Sejak November 2013 hingga sekarang, jumlah buku yang saya baca berkurang drastis dibanding kurun waktu sebelumnya--katakanlah sepuluh sampai dua puluh tahun ke belakang dari masa itu.
Merasa diri hobi membaca dan menulis, tapi semakin jarang membaca buku, sesungguhnya membuat saya malu. Tapi, sudahlah. Saya
Pertengahan September 2017, saya kopdar dengan Mbak Barbara Eni Priyanti, di Togamas Petra, Pucang Anom Timur.

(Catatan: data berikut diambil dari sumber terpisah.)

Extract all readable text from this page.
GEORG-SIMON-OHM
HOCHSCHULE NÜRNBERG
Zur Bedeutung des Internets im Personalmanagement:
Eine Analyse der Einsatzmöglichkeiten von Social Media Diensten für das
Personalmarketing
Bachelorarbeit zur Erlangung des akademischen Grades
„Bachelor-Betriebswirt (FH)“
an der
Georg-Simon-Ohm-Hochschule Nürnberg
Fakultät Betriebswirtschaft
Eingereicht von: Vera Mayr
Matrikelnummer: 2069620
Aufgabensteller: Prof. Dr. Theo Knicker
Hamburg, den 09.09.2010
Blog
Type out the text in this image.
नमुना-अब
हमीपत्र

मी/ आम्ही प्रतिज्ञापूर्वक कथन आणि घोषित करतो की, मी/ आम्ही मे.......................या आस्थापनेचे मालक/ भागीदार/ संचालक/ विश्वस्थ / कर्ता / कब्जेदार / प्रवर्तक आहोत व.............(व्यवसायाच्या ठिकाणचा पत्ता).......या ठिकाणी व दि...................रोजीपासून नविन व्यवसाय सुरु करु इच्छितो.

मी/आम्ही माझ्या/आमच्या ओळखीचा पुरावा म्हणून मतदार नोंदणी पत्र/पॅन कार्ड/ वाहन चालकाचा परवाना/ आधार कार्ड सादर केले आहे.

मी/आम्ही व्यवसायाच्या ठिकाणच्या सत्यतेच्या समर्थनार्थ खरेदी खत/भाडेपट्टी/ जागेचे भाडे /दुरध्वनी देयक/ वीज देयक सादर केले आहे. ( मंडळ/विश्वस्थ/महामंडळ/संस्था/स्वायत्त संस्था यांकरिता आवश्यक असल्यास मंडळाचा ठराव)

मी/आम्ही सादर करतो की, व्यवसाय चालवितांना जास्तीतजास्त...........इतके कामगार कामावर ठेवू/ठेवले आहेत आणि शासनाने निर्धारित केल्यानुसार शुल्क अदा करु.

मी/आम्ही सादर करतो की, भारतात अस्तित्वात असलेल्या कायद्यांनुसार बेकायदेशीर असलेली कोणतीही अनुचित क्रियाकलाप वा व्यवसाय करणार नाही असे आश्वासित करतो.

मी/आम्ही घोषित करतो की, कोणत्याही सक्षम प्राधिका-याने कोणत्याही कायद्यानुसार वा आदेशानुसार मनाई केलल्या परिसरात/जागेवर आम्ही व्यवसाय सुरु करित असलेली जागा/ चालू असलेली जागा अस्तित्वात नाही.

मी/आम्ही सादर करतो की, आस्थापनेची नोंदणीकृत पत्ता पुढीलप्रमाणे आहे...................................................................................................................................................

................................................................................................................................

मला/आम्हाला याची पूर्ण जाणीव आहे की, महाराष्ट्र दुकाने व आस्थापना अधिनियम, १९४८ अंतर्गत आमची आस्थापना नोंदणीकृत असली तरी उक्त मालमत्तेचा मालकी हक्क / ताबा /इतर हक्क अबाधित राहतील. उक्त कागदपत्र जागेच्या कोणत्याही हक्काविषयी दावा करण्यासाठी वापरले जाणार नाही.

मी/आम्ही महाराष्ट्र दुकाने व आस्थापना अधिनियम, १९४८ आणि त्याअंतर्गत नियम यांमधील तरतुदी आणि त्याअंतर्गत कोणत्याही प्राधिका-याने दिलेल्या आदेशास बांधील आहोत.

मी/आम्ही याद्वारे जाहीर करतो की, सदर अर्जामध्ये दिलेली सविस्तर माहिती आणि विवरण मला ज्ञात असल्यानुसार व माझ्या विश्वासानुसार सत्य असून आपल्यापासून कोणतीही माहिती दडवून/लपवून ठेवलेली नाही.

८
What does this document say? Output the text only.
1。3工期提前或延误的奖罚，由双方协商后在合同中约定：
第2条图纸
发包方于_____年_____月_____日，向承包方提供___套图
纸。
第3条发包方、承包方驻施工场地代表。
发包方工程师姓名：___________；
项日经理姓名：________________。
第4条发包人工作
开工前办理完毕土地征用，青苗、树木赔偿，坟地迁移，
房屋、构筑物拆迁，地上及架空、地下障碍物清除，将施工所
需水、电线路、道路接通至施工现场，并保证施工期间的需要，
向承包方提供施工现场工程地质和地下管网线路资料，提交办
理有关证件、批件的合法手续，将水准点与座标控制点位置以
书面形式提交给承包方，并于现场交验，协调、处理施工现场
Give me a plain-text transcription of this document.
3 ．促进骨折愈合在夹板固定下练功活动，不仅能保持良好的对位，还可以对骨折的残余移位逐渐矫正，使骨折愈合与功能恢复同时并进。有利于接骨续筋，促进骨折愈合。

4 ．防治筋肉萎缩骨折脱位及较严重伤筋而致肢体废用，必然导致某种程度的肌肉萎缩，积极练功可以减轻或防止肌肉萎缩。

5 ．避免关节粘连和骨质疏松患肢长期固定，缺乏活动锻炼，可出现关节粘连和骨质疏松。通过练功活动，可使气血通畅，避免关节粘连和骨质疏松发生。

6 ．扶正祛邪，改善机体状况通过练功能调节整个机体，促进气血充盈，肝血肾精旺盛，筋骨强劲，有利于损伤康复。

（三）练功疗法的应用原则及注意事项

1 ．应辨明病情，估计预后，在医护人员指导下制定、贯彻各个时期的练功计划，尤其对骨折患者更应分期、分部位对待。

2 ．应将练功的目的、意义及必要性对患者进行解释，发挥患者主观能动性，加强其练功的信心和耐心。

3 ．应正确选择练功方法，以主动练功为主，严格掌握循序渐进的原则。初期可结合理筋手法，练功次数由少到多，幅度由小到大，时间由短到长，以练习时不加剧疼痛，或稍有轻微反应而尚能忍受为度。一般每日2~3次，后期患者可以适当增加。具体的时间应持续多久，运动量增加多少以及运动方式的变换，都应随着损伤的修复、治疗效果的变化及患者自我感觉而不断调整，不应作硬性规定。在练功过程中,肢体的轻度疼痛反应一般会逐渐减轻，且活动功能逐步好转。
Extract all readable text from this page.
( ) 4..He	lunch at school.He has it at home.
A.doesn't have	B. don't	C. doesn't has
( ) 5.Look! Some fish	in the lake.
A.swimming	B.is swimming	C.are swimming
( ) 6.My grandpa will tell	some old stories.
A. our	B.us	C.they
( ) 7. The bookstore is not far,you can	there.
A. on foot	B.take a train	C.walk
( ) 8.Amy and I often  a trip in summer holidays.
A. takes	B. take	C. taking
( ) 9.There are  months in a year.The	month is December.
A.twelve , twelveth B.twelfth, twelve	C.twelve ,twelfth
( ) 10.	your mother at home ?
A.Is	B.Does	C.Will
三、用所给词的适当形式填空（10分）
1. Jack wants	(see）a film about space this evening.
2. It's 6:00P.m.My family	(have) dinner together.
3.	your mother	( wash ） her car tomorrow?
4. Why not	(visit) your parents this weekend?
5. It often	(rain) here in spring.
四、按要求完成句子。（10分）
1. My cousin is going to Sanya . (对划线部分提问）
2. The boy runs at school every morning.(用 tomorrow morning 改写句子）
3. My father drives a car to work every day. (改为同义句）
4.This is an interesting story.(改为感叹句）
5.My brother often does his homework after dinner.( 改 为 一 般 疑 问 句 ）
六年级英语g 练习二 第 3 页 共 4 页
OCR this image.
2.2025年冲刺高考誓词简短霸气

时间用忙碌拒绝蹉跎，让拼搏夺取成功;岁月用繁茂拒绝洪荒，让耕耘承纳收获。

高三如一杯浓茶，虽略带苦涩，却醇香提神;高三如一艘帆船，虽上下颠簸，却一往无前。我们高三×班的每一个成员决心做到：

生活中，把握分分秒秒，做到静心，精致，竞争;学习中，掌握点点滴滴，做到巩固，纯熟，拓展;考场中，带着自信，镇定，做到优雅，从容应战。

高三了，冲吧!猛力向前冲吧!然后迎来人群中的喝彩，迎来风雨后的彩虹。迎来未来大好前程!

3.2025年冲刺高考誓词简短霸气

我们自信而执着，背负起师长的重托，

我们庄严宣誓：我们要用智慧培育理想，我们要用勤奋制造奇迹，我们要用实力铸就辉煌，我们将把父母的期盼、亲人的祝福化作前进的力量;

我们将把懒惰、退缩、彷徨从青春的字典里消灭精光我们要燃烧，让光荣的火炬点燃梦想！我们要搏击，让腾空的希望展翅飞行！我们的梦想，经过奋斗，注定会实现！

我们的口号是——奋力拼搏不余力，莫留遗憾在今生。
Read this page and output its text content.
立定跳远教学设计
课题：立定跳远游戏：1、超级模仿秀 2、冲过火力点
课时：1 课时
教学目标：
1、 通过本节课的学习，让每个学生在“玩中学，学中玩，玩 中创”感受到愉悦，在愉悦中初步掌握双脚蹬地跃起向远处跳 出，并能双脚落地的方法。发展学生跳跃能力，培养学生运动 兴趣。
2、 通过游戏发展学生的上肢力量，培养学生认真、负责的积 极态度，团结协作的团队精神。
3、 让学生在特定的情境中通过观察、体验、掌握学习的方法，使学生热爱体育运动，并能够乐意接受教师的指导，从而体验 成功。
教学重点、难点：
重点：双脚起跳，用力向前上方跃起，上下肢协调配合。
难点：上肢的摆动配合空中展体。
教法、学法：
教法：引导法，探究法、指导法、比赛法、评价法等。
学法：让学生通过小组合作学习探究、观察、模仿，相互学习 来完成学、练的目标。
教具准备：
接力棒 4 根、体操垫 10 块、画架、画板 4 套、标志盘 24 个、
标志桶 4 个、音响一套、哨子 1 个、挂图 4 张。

Mbak Eni yang baru saja menang lomba menulis cerita PAUD ini menraktir saya buku cerita bergambar sebanyak 3 judul. Salah satunya buku Cepatlah, Bello! karya Jackson.
Setelah belanja buku dan ngobrol di kafe di bawah toko buku, kami berpisah dengan janji untuk bertemu lagi di lain kesempatan.
Di rumah, saya disambut Arvin (4 tahun kurang 2 bulan), dan saya tunjukkan buku-buku hadiah dari Mbak Eni itu padanya. Bello rupanya yang pertama menarik perhatiannya. Dalam waktu beberapa jam saja setelah saya bacakan, Arvin cepat hafal adegan demi adegan dan kata-kata kunci dalam buku ini.
'Pemburunya bawa apa?'
'Bawa salingan,' sahutnya dengan suara cadel.
'Jaring, Nak. Bukan saringan.'
'Bello dan teman-temannya mau ke mana?'
'Ke Hutan Balat.'
'Habis itu ngapain?'
'Lihat kupu-kupu.'
'Apa lagi, Sayang?'
'Capung.'
'Bello kaget waktu wajahnya kena sorot...?'
'Sentel.' Maksudnya, lampu senter.
Begitulah respons Arvin. Dia paling suka ketika saya memeragakan adegan saat Bello terkejut karena tersorot sinar lampu senter pemburu. 'Aduh, silau!' Saya memeragakan adegan itu dengan gaya yang bisa membuat Arvin tetap mengikuti jalan cerita sampai selesai. Dan Arvin selalu tergelak setiap kali saya dan dia menirukan kalimat itu.
Saya rasa, misi Jackson sukses dengan buku ini. Pesannya sampai pada pembaca cilik. Dan karena itulah, saya merasa perlu membaginya melalui blog ini.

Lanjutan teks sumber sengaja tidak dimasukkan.